The bill is ambitious but leaves several operational and legal wrinkles unresolved. The lifetime ban on Members adopts criminal language tied to intent and knowledge; proving those elements—particularly for informal advice, off‑site communications, or written background briefings—will be challenging in prosecution and may require supplemental guidance or rulemaking.
The statutory criteria for ‘substantial lobbying contact’ provide examples but remain subjective; that opens room for gaming (e.g., routing advocacy through contractors, redefining roles as ‘strategic advice’ rather than direct lobbying) and for disputes about whether particular past interactions trigger the hiring ban.
The transparency provisions create useful public datasets but the funding is minimal. A one‑time authorization of $100,000 in FY2026 is unlikely to cover a robust, secure, and sustainably operated portal plus API and data curation across House and Senate systems.
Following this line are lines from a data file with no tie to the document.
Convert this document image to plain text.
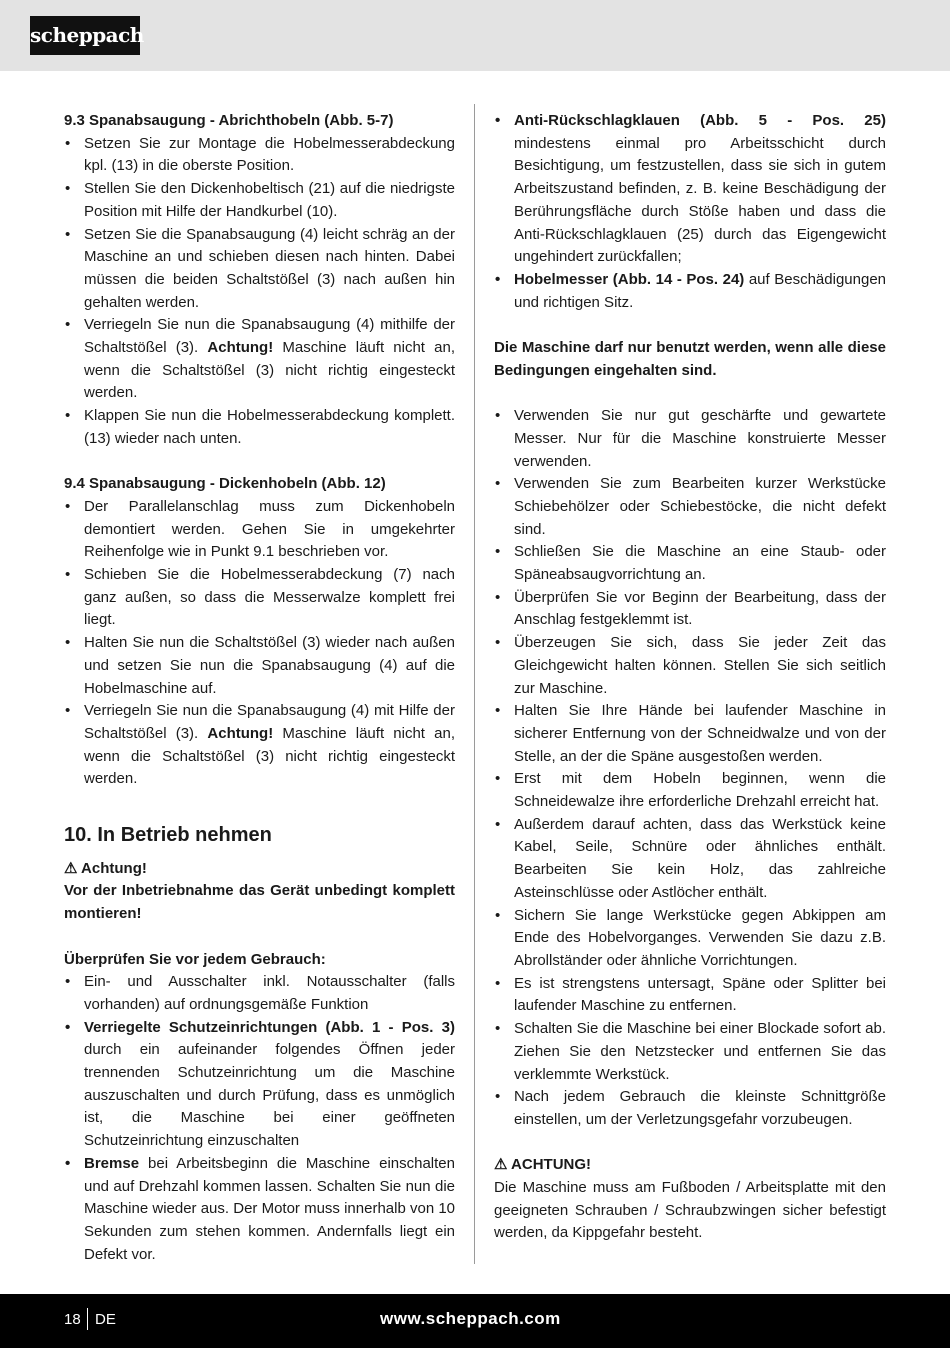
scheppach

9.3 Spanabsaugung - Abrichthobeln (Abb. 5-7)

• Setzen Sie zur Montage die Hobelmesserabdeckung kpl. (13) in die oberste Position.
• Stellen Sie den Dickenhobeltisch (21) auf die niedrigste Position mit Hilfe der Handkurbel (10).
• Setzen Sie die Spanabsaugung (4) leicht schräg an der Maschine an und schieben diesen nach hinten. Dabei müssen die beiden Schaltstößel (3) nach außen hin gehalten werden.
• Verriegeln Sie nun die Spanabsaugung (4) mithilfe der Schaltstößel (3). Achtung! Maschine läuft nicht an, wenn die Schaltstößel (3) nicht richtig eingesteckt werden.
• Klappen Sie nun die Hobelmesserabdeckung komplett. (13) wieder nach unten.

9.4 Spanabsaugung - Dickenhobeln (Abb. 12)

• Der Parallelanschlag muss zum Dickenhobeln demontiert werden. Gehen Sie in umgekehrter Reihenfolge wie in Punkt 9.1 beschrieben vor.
• Schieben Sie die Hobelmesserabdeckung (7) nach ganz außen, so dass die Messerwalze komplett frei liegt.
• Halten Sie nun die Schaltstößel (3) wieder nach außen und setzen Sie nun die Spanabsaugung (4) auf die Hobelmaschine auf.
• Verriegeln Sie nun die Spanabsaugung (4) mit Hilfe der Schaltstößel (3). Achtung! Maschine läuft nicht an, wenn die Schaltstößel (3) nicht richtig eingesteckt werden.

10. In Betrieb nehmen

⚠ Achtung!

Vor der Inbetriebnahme das Gerät unbedingt komplett montieren!

Überprüfen Sie vor jedem Gebrauch:

• Ein- und Ausschalter inkl. Notausschalter (falls vorhanden) auf ordnungsgemäße Funktion
• Verriegelte Schutzeinrichtungen (Abb. 1 - Pos. 3) durch ein aufeinander folgendes Öffnen jeder trennenden Schutzeinrichtung um die Maschine auszuschalten und durch Prüfung, dass es unmöglich ist, die Maschine bei einer geöffneten Schutzeinrichtung einzuschalten
• Bremse bei Arbeitsbeginn die Maschine einschalten und auf Drehzahl kommen lassen. Schalten Sie nun die Maschine wieder aus. Der Motor muss innerhalb von 10 Sekunden zum stehen kommen. Andernfalls liegt ein Defekt vor.
• Anti-Rückschlagklauen (Abb. 5 - Pos. 25) mindestens einmal pro Arbeitsschicht durch Besichtigung, um festzustellen, dass sie sich in gutem Arbeitszustand befinden, z. B. keine Beschädigung der Berührungsfläche durch Stöße haben und dass die Anti-Rückschlagklauen (25) durch das Eigengewicht ungehindert zurückfallen;
• Hobelmesser (Abb. 14 - Pos. 24) auf Beschädigungen und richtigen Sitz.

Die Maschine darf nur benutzt werden, wenn alle diese Bedingungen eingehalten sind.

• Verwenden Sie nur gut geschärfte und gewartete Messer. Nur für die Maschine konstruierte Messer verwenden.
• Verwenden Sie zum Bearbeiten kurzer Werkstücke Schiebehölzer oder Schiebestöcke, die nicht defekt sind.
• Schließen Sie die Maschine an eine Staub- oder Späneabsaugvorrichtung an.
• Überprüfen Sie vor Beginn der Bearbeitung, dass der Anschlag festgeklemmt ist.
• Überzeugen Sie sich, dass Sie jeder Zeit das Gleichgewicht halten können. Stellen Sie sich seitlich zur Maschine.
• Halten Sie Ihre Hände bei laufender Maschine in sicherer Entfernung von der Schneidwalze und von der Stelle, an der die Späne ausgestoßen werden.
• Erst mit dem Hobeln beginnen, wenn die Schneidewalze ihre erforderliche Drehzahl erreicht hat.
• Außerdem darauf achten, dass das Werkstück keine Kabel, Seile, Schnüre oder ähnliches enthält. Bearbeiten Sie kein Holz, das zahlreiche Asteinschlüsse oder Astlöcher enthält.
• Sichern Sie lange Werkstücke gegen Abkippen am Ende des Hobelvorganges. Verwenden Sie dazu z.B. Abrollständer oder ähnliche Vorrichtungen.
• Es ist strengstens untersagt, Späne oder Splitter bei laufender Maschine zu entfernen.
• Schalten Sie die Maschine bei einer Blockade sofort ab. Ziehen Sie den Netzstecker und entfernen Sie das verklemmte Werkstück.
• Nach jedem Gebrauch die kleinste Schnittgröße einstellen, um der Verletzungsgefahr vorzubeugen.

⚠ ACHTUNG!

Die Maschine muss am Fußboden / Arbeitsplatte mit den geeigneten Schrauben / Schraubzwingen sicher befestigt werden, da Kippgefahr besteht.

18 DE	www.scheppach.com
The reporting thresholds (incorporated entity employing more than three registered lobbyists; pay, tenure, and title cutoffs for listed individuals) will push some entities to restructure labor arrangements—shifting to independent contractors or subcontracting to avoid the threshold—rather than reduce insider influence. Finally, relying on the U.S. Attorney for the District of Columbia to review all filings could concentrate burdens in a single office and create uneven enforcement unless resources and coordination mechanisms are specified elsewhere.